O silêncio está associado à solidão. E à memória. É um caminho difícil e pode ser perigoso.

Foto: Pedro Ferreira

Ao longo da obra, fala abertamente de saúde mental, nomeadamente de depressão. Se tivesse de deixar um conselho a alguém que atravessa um período de depressão profunda, que palavras partilharia?

A minha depressão resulta da morte de um filho, do único filho. É um caso extremo. E não é comparável a nada.

A dimensão profissional sempre ocupou um espaço muito significativo na sua vida. Como está a viver este afastamento dos ecrãs? O livro denuncia uma certa mágoa em relação ao tratamento que teve por parte da sua comunidade, a jornalística...

A minha identidade profissional fala por si. São 40 anos de jornalismo exercidos de forma honrada. Entrei na profissão por concurso público. Nunca tive nenhum anjo protetor. Nunca fiz parte de lobbies. Também nunca andei em almoços, jantares e tertúlias, nem a entrar e a sair da profissão consoante os ares do tempo. O meu trajeto é conhecido dos Portugueses. Quanto à minha classe, aproveitou as minhas fragilidades emocionais para exercerem violência psicológica sobre mim. Uns fizeram-no de forma cobarde, não citando o meu nome.

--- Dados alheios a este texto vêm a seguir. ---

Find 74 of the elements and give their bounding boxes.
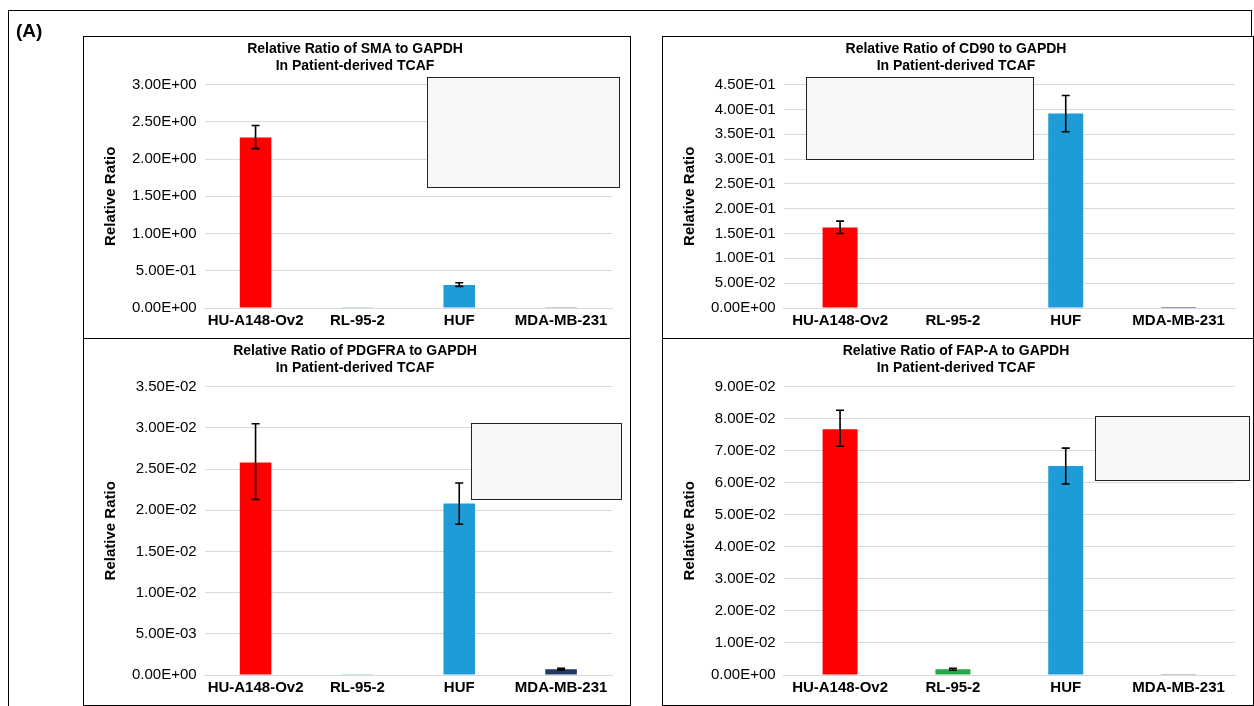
bar xyxy=(935,669,971,675)
chart-title: Relative Ratio of CD90 to GAPDH xyxy=(845,40,1067,57)
chart-subtitle: In Patient-derived TCAF xyxy=(876,359,1036,376)
bar xyxy=(1048,113,1084,308)
y-tick-label: 1.00E+00 xyxy=(131,223,197,241)
x-tick-label: HUF xyxy=(1050,678,1082,696)
x-tick-label: RL-95-2 xyxy=(329,678,385,696)
y-tick-label: 4.00E-01 xyxy=(714,99,776,117)
y-tick-label: 5.00E-01 xyxy=(135,260,197,278)
x-tick-label: HUF xyxy=(443,311,475,329)
x-tick-label: RL-95-2 xyxy=(925,311,981,329)
y-tick-label: 2.50E-01 xyxy=(714,174,776,192)
y-tick-label: 5.00E-02 xyxy=(714,504,776,522)
y-axis-title: Relative Ratio xyxy=(680,481,698,581)
x-tick-label: HU-A148-Ov2 xyxy=(207,678,304,696)
bar xyxy=(545,669,577,675)
y-tick-label: 6.00E-02 xyxy=(714,472,776,490)
y-tick-label: 2.50E+00 xyxy=(131,111,197,129)
bar xyxy=(443,503,476,675)
y-tick-label: 3.50E-01 xyxy=(714,124,776,142)
bar xyxy=(239,462,272,675)
text: (A) xyxy=(16,20,43,42)
x-tick-label: HUF xyxy=(1050,311,1082,329)
y-axis-title: Relative Ratio xyxy=(680,146,698,246)
y-tick-label: 7.00E-02 xyxy=(714,440,776,458)
x-tick-label: RL-95-2 xyxy=(925,678,981,696)
x-tick-label: MDA-MB-231 xyxy=(514,311,608,329)
y-tick-label: 1.50E-01 xyxy=(714,223,776,241)
y-tick-label: 1.00E-01 xyxy=(714,248,776,266)
y-tick-label: 3.00E-02 xyxy=(135,417,197,435)
chart-subtitle: In Patient-derived TCAF xyxy=(275,359,435,376)
y-tick-label: 2.00E-02 xyxy=(135,500,197,518)
y-tick-label: 0.00E+00 xyxy=(131,298,197,316)
x-tick-label: HUF xyxy=(443,678,475,696)
y-tick-label: 2.00E-01 xyxy=(714,198,776,216)
x-tick-label: HU-A148-Ov2 xyxy=(207,311,304,329)
y-tick-label: 4.50E-01 xyxy=(714,74,776,92)
chart-subtitle: In Patient-derived TCAF xyxy=(275,57,435,74)
chart-title: Relative Ratio of SMA to GAPDH xyxy=(247,40,463,57)
x-tick-label: MDA-MB-231 xyxy=(1132,311,1225,329)
y-tick-label: 5.00E-03 xyxy=(135,623,197,641)
x-tick-label: MDA-MB-231 xyxy=(1132,678,1225,696)
x-tick-label: HU-A148-Ov2 xyxy=(792,678,888,696)
y-tick-label: 3.00E+00 xyxy=(131,74,197,92)
y-tick-label: 2.00E+00 xyxy=(131,149,197,167)
y-axis-title: Relative Ratio xyxy=(101,481,119,581)
y-tick-label: 3.00E-02 xyxy=(714,569,776,587)
y-tick-label: 8.00E-02 xyxy=(714,408,776,426)
y-tick-label: 1.50E-02 xyxy=(135,541,197,559)
y-tick-label: 3.00E-01 xyxy=(714,149,776,167)
bar xyxy=(822,429,858,675)
y-tick-label: 3.50E-02 xyxy=(135,376,197,394)
bar xyxy=(822,227,858,308)
y-tick-label: 2.50E-02 xyxy=(135,459,197,477)
chart-title: Relative Ratio of PDGFRA to GAPDH xyxy=(233,342,477,359)
y-tick-label: 0.00E+00 xyxy=(131,665,197,683)
y-tick-label: 1.00E-02 xyxy=(714,633,776,651)
x-tick-label: MDA-MB-231 xyxy=(514,678,608,696)
y-tick-label: 0.00E+00 xyxy=(710,298,776,316)
x-tick-label: HU-A148-Ov2 xyxy=(792,311,888,329)
bar xyxy=(443,284,476,308)
x-tick-label: RL-95-2 xyxy=(329,311,385,329)
chart-title: Relative Ratio of FAP-A to GAPDH xyxy=(842,342,1070,359)
y-tick-label: 0.00E+00 xyxy=(710,665,776,683)
y-tick-label: 4.00E-02 xyxy=(714,536,776,554)
y-axis-title: Relative Ratio xyxy=(101,146,119,246)
y-tick-label: 1.00E-02 xyxy=(135,582,197,600)
y-tick-label: 2.00E-02 xyxy=(714,601,776,619)
bar xyxy=(1048,466,1084,675)
y-tick-label: 1.50E+00 xyxy=(131,186,197,204)
chart-subtitle: In Patient-derived TCAF xyxy=(876,57,1036,74)
y-tick-label: 9.00E-02 xyxy=(714,376,776,394)
y-tick-label: 5.00E-02 xyxy=(714,273,776,291)
bar xyxy=(239,137,272,308)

Outros perderam a vergonha e assediaram-me por tudo e por nada. Irão ser julgados um dia. Fui vítima de inveja profissional. Alguns gostavam de ter o meu currículo, mas não têm. É a vida.

O que gostaria ainda de alcançar? 

Estou bem. Graças a Deus, não preciso de trabalhar. Estou a desfrutar daquilo que está ao meu alcance. A escrever e a fazer tudo o que me dá prazer.

Não existem sonhos e metas? 

Na minha existência, nesta fase da minha vida, as palavras sonhos e metas não fazem grande sentido. O que havia a fazer está feito.

É possível viver sem expectativas?

As expectativas são as ter saúde e viver cada segundo da vida com dignidade e com a cabeça levantada.

O que é que a faz sair da cama todos os dias?

Liberdade para dizer o que penso e o que sinto. A vida tal como ela é.